The Executive Branch and Congress are trying to prevent companies from locating next to the GPS band and degrading the signal. A 2020 Federal Communications Commission order granted an application from Ligado Networks, a Virginia-based company, to operate a terrestrial spectrum network next to the bands reserved for GPS. Interference will occur because Ligado’s signals will be two billion times as powerful as received GPS signals from satellites.

The National Telecommunications Information Administration, part of the Commerce Department, on behalf of the entire Executive Branch, filed a petition asking the FCC to reconsider the Ligado approval, citing “irreparable harms to federal government users of the Global Positioning System.”

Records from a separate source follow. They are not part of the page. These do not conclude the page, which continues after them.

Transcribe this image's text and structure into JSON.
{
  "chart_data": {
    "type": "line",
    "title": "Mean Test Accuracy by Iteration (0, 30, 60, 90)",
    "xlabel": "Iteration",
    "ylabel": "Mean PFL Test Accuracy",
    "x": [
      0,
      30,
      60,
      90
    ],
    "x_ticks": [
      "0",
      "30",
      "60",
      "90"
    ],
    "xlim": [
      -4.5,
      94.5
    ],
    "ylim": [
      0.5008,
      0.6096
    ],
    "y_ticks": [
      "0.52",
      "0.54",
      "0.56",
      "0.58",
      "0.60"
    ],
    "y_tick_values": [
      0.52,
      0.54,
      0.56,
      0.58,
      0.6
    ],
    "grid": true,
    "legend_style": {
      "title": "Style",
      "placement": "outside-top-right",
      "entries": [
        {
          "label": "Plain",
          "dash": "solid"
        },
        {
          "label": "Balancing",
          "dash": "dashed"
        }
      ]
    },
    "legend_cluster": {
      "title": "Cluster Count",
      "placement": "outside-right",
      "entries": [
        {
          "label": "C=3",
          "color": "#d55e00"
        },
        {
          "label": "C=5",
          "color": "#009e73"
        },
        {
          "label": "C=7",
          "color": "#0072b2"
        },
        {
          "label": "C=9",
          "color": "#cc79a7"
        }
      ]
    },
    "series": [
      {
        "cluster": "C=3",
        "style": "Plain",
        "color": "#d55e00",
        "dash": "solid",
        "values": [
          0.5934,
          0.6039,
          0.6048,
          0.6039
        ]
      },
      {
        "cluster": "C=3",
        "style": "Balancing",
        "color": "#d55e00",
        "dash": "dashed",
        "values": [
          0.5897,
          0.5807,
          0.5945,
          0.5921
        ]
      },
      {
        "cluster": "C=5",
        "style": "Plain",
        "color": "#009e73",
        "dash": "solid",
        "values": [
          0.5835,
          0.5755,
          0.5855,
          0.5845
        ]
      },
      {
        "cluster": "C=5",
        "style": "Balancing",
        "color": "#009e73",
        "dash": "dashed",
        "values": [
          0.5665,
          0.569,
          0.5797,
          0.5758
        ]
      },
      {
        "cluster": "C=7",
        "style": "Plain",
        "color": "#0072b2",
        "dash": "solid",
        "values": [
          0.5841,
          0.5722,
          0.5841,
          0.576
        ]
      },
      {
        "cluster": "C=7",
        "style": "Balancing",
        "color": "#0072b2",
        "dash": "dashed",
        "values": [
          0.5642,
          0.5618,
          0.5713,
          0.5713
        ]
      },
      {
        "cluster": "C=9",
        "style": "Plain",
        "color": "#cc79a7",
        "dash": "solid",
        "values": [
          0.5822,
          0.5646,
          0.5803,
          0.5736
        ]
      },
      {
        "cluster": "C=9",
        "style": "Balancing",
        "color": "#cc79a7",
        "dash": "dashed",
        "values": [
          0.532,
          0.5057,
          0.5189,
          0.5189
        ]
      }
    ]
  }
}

The FCC’s order required Ligado to pay for damages to federal devices, but not to reimburse individuals and companies — costs that could run into the tens of billions of dollars. Senator Jim Inhofe (R-OK), has sponsored the bipartisan RETAIN GPS and Satellite Communications Act, S. 2166, with Senator Tammy Duckworth (D-Ill) and Mike Rounds (R-SD).

The bill would hold Ligado, or a future licensee if Ligado chooses to sell the spectrum, responsible for costs to non-federal users as well as federal users.  Representative Jim Cooper (D-TN) has introduced a parallel bill in the House of Representatives, HR 4634.

Senator Inhofe told me in an email, “We rely on GPS for too many essential functions to jeopardize how it is used by government, private entities and consumers. When Ligado’s effort to repurpose spectrum causes interference in the infrastructure of those systems, as tests have shown it will, consumers and taxpayers shouldn’t bear the burden of updating countless systems. That cost should only be borne by the responsible party: Ligado. I hope that our legislation can be considered soon; we can’t afford to wait.”

The world is an increasingly dangerous place. Ohio State’s new research will make it a little less so.